Market Vectors Renminbi Bond ETF (CHLC) (CHLC overview) was introduced by Van Eck Global on 10/12/11 and it will have expenses capped at 0.39%. It seeks to replicate as closely as possible, before fees and expenses, the price and yield performance of the Market Vectors Renminbi Bond Index. Fixed-rate Chinese renminbi-denominated (RMB) bonds are issued by Chinese and non-Chinese corporate, government, quasi-government or supranational issuers, and are available to market participants outside of mainland China. Bonds included in the index, or the parent company of an RMB bond issuer, must have at least one investment grade rating.
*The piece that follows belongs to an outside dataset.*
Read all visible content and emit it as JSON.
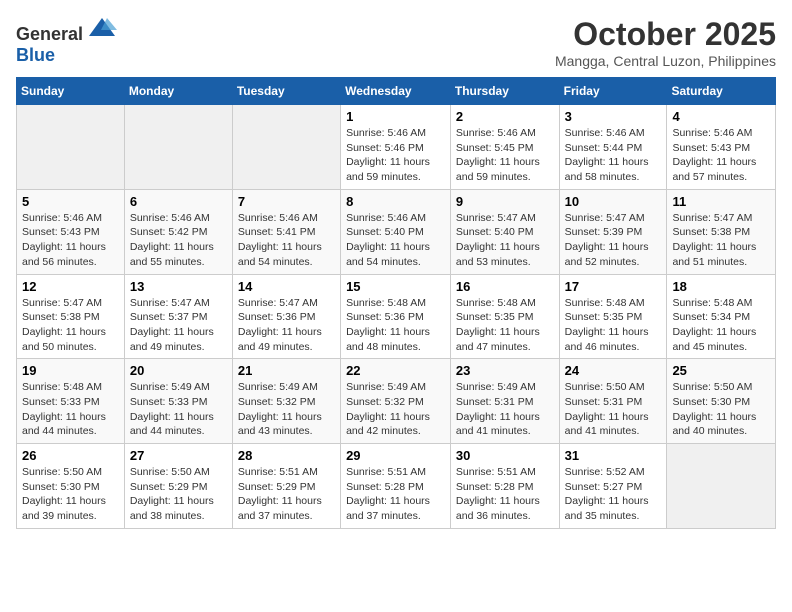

Opinion: This is the third Dim Sum bond ETF for US investors and the market is likely too small for all three to survive. Guggenheim Yuan Bond ETF (RMB) and PowerShares Chinese Yuan Dim Sum Bond Portfolio (DSUM) both launched in September. I gave the nod to DSUM in my original analysis and comparison of the two. The new CHLC offering has the lowest expense ratio of the three, but the offering materials lack information on yield and duration. Until additional operating history on these three funds is established, I will continue to favor DSUM for its higher estimated yield.
Disclosure covering writer, editor, and publisher: No positions in any of the securities mentioned. No positions in any of the companies or ETF sponsors mentioned. No income, revenue, or other compensation (either directly or indirectly) received from, or on behalf of, any of the companies or ETF sponsors mentioned.